I’ve long had an interest in reading about the science and experiences of severe mental illness. My grandmother, who passed away last spring, had schizophrenia; I have no memories of her living independently or being a “normal” grandma. Being a grandchild, though, gave me enough remove from the daily reality of her diagnosis that I can read about schizophrenia with interest and sympathy rather than the raw emotional and physical burden of it. It’s certainly true that the texture of our lives gives shape to our reading tastes.

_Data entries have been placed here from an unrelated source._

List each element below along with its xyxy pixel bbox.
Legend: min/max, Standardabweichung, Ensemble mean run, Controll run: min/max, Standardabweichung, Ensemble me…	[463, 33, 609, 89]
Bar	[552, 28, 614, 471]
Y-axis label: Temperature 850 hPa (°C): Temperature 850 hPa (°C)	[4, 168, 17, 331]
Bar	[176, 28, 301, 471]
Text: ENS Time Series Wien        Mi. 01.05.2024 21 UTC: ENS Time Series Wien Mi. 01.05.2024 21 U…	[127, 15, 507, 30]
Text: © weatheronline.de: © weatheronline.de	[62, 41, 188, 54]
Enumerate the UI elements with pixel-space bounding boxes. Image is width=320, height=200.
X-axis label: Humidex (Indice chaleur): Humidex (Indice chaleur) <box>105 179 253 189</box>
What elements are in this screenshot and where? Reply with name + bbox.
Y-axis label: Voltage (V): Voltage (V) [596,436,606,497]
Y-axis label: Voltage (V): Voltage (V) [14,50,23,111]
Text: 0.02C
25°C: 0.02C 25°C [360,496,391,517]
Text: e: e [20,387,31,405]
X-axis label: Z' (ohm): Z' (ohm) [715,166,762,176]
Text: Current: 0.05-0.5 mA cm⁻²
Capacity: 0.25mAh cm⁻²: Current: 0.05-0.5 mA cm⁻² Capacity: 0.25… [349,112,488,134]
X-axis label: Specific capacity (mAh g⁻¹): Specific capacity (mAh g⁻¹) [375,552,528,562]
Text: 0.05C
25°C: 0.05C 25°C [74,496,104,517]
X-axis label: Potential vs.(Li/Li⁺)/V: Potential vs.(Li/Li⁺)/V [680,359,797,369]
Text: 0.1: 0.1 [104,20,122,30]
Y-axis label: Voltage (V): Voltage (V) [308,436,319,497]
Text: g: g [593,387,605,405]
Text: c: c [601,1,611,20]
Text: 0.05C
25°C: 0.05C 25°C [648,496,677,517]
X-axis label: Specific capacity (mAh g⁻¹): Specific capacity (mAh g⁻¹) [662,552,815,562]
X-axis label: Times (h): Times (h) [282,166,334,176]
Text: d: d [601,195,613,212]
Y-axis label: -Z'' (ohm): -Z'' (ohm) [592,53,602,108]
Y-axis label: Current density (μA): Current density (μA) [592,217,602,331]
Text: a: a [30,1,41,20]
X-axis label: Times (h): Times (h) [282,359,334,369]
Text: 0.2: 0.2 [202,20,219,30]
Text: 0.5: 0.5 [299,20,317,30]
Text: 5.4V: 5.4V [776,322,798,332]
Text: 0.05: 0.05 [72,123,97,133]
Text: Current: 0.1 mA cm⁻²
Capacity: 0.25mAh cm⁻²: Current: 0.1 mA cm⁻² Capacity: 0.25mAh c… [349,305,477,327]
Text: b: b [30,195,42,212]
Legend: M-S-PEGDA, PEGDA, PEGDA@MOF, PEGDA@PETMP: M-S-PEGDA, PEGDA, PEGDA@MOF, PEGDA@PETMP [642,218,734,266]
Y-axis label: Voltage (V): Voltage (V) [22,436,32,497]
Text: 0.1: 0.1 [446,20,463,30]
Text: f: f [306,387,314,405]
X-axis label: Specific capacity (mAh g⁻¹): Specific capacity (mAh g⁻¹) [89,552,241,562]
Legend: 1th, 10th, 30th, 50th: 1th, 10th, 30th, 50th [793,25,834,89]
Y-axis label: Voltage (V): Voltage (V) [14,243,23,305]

The Best Minds sometimes felt a little long and sometimes veered a bit too literary for my tastes, but overall I enjoyed the experience and found it to be a revealing and thought-provoking narrative of illness, society, and the meaning of friendship amidst tragic circumstances.
Related Reads
Hidden Valley Road by Robert Kolker
Girl, Interrupted by Susanna Kaysen
Ten Days in a Mad-House by Nellie Bly
Brain on Fire by Susannah Cahalan
Be good to each other, and as always, I’d love to hear what you’re reading and enjoying.
-Jeremy



Hidden Valley Road is a fabulous book and I have recommended it often. Brain on Fire is also an engrossing read. I saw the author on tv and that is what motivated me to pick up the book. Both excellent and highly readable books. I watched a documentary about the Hidden Valley Road family. Tragic for those with schizophrenia as well as their caretakers.
Just finished a book in translation called The Cold by Linn Ullman. I swear that all the characters in the book had some form of mental illness. I also just finished reading Pastoral by Andre Alexis. Definitely gives you something to ponder.